Samson’s Take: Stop criminalising poverty
It is the law in Ghana that vagrancy is a crime. Yes, the kind where the person is jobless, begs in the name of selling handkerchiefs in town; the person is also homeless sleeps rough just anywhere in town. Yes, that makes a criminal who must be flogged by guards or police taking instructions from a mayor.
Poverty is criminalised so the city or town can be kept clean – that’s the only solution dictated by lazy binary, not human-centred thinking. This solution has been applied for decades without results. The poor hawker who prefers this life for survival must be arrested and thrown into jail because she can’t afford the least court fine.
The Republic prefers to spend less than ¢2 a day to feed her in a congested prison, not fit for human dwelling, with the least opportunity to get the skill to be self-reliant upon her release. In fact, some are in jail for getting drunk and quarrelsome. Yes, that is an offence attracting up to three years in jail. Some are crammed in there for the offence of making a loud noise, singing a profane, indecent, obscene or abusive song, displaying insulting inscription or object to annoy or irritate someone or using abusive words, but were unable to afford the up to ¢120 fine.
These laws are subject to abuse because they give unfettered discretion to police, who are often quick to arrest upon a complaint before investigating, and the accused may suffer in remand even if they could afford the fine at trial. I know a judge who handed an accused the least fine and ended up paying it herself because the offence was not worth the custodial sentence compelled by law.
Newsfile has had to pay for the liberty of a young man who stole plantain so his wife and baby could feed. We got him tools for a barbering salon to be able to cater for his young family in dignity. The Commonwealth Human Rights Initiative (CHRI) has been paying some of these fines to secure the freedom of the poor.
This week, I moderated a national conference on decriminalising petty offences organised with CHRAJ and OSIWA. The first and current CHRAJ commissioners, Deputy Attorney-General Alfred Tuah-Yeboah, MPs and all who spoke urged swift decriminalisation of petty offences and passage of the bill seeking to introduce a non-custodial sentencing regime in Ghana.
Stop criminalising poverty! We have obligations to implement agreements we have signed to this effect, including the AU Charter requirements to promote equality before the law, dignifying treatment and action plan for accelerated prison reforms. The International Covenant on Civil and Political Rights’ convention against degrading treatment or punishment and Goal 16 of the Sustainable Development Goals for inclusive societies and access to justice for all.

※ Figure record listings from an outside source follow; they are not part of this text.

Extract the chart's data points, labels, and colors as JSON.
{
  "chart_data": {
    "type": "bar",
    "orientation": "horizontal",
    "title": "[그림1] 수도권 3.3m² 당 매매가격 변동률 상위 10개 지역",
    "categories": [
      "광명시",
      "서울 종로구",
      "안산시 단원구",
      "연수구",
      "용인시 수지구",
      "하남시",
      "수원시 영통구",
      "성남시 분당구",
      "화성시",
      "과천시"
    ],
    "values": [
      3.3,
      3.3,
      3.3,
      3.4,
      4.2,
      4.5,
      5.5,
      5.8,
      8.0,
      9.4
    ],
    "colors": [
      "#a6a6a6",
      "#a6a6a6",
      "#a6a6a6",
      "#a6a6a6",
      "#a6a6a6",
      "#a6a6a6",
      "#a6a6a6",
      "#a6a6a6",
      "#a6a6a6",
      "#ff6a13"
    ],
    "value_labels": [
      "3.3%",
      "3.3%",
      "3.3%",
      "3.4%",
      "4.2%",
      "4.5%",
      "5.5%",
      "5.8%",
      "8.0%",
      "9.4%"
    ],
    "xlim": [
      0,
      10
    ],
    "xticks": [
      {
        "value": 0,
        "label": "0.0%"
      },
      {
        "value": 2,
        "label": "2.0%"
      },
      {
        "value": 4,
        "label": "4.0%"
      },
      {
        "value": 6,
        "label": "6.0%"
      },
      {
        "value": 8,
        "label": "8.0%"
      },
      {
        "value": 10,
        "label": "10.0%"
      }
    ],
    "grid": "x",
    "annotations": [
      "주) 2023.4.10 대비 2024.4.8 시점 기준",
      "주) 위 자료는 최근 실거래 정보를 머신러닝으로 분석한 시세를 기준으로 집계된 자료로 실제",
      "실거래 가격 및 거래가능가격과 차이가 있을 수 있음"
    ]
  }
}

There is also the African Commission on Human and Peoples’ Rights 2017 commitment against arbitrary arrest and detention and to avoid recourse to law or by-laws criminalising life-sustaining activities by the poor and vulnerable people in society. In my next Take, I invite those who love this democracy to rise to protect the judiciary against years of sustained vile propaganda by politicians to destroy that institution critical to sustaining this country.
The NDC has just petitioned the Commonwealth Secretariat against what it claims are state-sponsored persecutions of its members. It cannot be a good system only when it goes in your favour. Sometimes a judge just cannot do anything about your case simply because he or she dislikes you.
Let the people you insist have good defences to their cases pending in court fight with the evidence. Isolate errant judges and use due process to exact discipline rather than the spirited wholesale bastardisation in undermining this democratic enterprise by unjustly seeking to intimidate even good judges and destroy the only thing it thrives on for our collective good – integrity, trust and confidence.